Communication issues are also amplified by inconsistent education. Not all staff members receive the same level of training on temperature management protocols or the operation of warming devices. As a result, misunderstandings can arise about when and how to apply interventions. For example, one nurse might assume that prewarming is optional, while another believes it must be initiated for every patient under general anesthesia. Similarly, a clinician unfamiliar with a specific warming system may avoid using it altogether, believing it to be too complicated or unnecessary. Regular interdisciplinary training sessions help align understanding across teams, ensuring that everyone shares the same knowledge base and expectations.

Systems Integration: Leveraging Technology for Real-Time Vigilance

Technology, while essential, can also become a communication barrier when used improperly. In some facilities, automated warming systems and monitoring devices are treated as independent processes rather than integrated components of care. If nurses rely solely on device readings without cross-verifying or communicating results to the broader team, crucial context may be lost. For instance, a device alarm indicating temperature deviation may go unreported if the nurse assumes another department is monitoring it remotely. Integrating these systems with centralized dashboards or alert mechanisms that notify all relevant staff in real time can help close this loop and ensure rapid response.

Clinical Governance and the Institutionalization of Thermal Care

Beyond operational issues, communication failures often stem from unclear institutional priorities. If leadership does not consistently emphasize the importance of temperature management, staff may perceive it as secondary to other clinical tasks. In such environments, discussions about thermal care become infrequent, and minor deviations go unaddressed. Leadership plays a key role in setting expectations and fostering accountability. When hospital administrators include temperature management metrics in quality meetings, performance reports, and patient safety initiatives, they send a clear message: communication about temperature is not optional—it is integral to clinical excellence.

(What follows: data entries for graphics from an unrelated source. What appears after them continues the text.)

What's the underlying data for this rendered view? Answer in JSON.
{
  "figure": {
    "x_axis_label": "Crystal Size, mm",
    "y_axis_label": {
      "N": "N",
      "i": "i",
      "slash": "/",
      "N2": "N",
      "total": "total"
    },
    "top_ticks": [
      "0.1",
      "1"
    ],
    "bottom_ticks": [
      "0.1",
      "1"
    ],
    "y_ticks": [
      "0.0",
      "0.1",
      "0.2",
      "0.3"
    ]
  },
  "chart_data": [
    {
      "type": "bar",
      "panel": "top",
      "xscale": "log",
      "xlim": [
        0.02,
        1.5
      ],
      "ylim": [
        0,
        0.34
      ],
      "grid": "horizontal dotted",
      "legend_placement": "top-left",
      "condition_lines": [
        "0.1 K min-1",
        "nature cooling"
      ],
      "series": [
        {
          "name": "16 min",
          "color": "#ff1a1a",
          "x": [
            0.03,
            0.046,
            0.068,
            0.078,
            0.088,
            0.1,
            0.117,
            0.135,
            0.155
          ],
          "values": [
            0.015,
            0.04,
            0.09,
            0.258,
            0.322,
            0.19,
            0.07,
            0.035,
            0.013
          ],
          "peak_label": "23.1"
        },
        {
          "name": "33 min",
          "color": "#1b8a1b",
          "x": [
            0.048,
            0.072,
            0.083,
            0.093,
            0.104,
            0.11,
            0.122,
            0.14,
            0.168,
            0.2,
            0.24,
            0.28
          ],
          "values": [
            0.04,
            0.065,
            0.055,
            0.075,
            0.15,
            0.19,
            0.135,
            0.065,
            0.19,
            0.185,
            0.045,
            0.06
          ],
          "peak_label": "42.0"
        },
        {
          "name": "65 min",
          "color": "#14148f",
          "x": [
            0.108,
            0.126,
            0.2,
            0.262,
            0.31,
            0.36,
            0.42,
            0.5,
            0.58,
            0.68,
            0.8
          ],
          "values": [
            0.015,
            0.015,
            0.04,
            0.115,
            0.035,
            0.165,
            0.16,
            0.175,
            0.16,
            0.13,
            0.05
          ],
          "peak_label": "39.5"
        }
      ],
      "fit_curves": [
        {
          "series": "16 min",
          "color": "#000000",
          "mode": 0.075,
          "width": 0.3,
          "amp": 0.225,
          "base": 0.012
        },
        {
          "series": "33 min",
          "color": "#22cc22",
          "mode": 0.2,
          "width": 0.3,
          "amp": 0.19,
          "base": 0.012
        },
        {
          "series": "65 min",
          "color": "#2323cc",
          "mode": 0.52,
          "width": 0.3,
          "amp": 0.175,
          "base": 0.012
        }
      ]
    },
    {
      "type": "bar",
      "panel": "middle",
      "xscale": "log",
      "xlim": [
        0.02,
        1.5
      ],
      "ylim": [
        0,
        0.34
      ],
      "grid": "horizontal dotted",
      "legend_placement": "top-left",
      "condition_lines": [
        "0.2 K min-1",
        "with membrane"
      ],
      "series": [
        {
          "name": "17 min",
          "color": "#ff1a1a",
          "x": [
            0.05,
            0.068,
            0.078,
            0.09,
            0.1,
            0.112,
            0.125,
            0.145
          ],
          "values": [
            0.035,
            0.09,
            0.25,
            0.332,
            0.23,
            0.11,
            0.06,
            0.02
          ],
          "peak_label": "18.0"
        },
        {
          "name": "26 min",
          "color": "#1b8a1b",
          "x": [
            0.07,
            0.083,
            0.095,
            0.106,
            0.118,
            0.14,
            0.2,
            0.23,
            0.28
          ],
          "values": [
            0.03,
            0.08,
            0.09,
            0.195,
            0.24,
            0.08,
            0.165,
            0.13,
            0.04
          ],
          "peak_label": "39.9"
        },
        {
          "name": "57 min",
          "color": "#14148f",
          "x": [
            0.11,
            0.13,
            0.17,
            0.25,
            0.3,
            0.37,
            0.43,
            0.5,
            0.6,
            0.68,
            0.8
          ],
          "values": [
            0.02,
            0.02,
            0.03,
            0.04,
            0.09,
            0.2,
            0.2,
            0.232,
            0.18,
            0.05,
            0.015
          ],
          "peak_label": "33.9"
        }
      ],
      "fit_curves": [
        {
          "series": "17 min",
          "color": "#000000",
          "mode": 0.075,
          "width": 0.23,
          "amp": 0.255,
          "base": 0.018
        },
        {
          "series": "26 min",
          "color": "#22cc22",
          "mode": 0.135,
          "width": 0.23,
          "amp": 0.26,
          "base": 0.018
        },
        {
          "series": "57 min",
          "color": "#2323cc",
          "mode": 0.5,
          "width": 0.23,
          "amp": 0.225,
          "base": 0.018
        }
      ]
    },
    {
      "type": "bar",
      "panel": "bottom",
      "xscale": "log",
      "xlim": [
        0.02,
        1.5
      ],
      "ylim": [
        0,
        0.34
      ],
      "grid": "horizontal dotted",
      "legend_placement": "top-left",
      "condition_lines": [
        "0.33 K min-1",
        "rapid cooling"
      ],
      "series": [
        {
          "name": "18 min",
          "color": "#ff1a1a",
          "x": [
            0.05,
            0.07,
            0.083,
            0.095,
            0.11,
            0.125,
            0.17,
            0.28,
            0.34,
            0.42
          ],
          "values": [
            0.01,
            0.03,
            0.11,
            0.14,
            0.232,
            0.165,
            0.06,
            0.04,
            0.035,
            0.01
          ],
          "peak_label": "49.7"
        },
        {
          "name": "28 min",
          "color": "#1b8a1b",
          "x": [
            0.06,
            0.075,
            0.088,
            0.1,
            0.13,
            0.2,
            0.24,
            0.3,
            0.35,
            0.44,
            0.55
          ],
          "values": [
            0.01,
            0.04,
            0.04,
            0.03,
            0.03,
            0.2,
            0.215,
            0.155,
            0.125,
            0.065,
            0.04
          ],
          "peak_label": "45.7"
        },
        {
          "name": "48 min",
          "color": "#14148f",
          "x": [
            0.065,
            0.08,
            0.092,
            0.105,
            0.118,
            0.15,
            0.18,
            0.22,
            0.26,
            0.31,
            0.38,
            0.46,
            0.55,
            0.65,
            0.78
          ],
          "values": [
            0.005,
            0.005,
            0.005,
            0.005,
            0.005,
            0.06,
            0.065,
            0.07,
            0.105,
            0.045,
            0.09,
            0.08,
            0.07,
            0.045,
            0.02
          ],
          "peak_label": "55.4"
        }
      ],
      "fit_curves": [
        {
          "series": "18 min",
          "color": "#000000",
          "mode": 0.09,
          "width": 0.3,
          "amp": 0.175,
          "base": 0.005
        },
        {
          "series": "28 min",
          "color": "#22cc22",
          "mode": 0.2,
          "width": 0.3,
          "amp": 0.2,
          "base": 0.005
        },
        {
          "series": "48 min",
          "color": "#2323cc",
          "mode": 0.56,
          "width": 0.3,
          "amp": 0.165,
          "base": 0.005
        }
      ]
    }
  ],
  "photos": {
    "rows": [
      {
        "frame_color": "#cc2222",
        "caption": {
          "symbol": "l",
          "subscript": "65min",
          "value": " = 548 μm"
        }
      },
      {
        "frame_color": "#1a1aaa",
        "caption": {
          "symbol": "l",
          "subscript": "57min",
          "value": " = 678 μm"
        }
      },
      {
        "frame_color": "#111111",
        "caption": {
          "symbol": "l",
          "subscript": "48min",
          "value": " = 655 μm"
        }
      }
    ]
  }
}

Strategic Synthesis: Toward a Culture of Clinical Excellence

Ultimately, preventing communication-related failures in temperature management requires a systemic approach. Hospitals must view thermal care as a shared responsibility supported by structure, education, and technology. This means implementing standardized documentation, reinforcing team-based communication during handovers, and cultivating an environment where speaking up about temperature is both expected and valued. Regular multidisciplinary meetings to review cases of perioperative hypothermia can also help teams identify where communication broke down and how to improve collaboration going forward.

A well-functioning communication system transforms temperature management from a series of isolated actions into a continuous, coordinated process. When nurses, anesthesiologists, and surgeons share real-time information and work with a unified understanding, patient outcomes improve dramatically. The prevention of hypothermia is not merely a technical achievement—it is a reflection of teamwork, trust, and shared purpose. By closing communication gaps and building a culture of transparency and mutual respect, hospitals can ensure that every patient remains safe, warm, and cared for at every stage of treatment.

Sources:

  1. BMJ Open, Implementation of the guidelines for targeted temperature management after cardiac arrest: a longitudinal qualitative study of barriers and facilitators perceived by hospital resuscitation champions, PubMed Central, 2016.
  2. NICE Clinical Guidelines, No. 65, Hypothermia: prevention and management in adults having surgery, PubMed Central, 2016.
  3. Guideline Quick View: Patient Temperature Management, AORN Journal, 2025.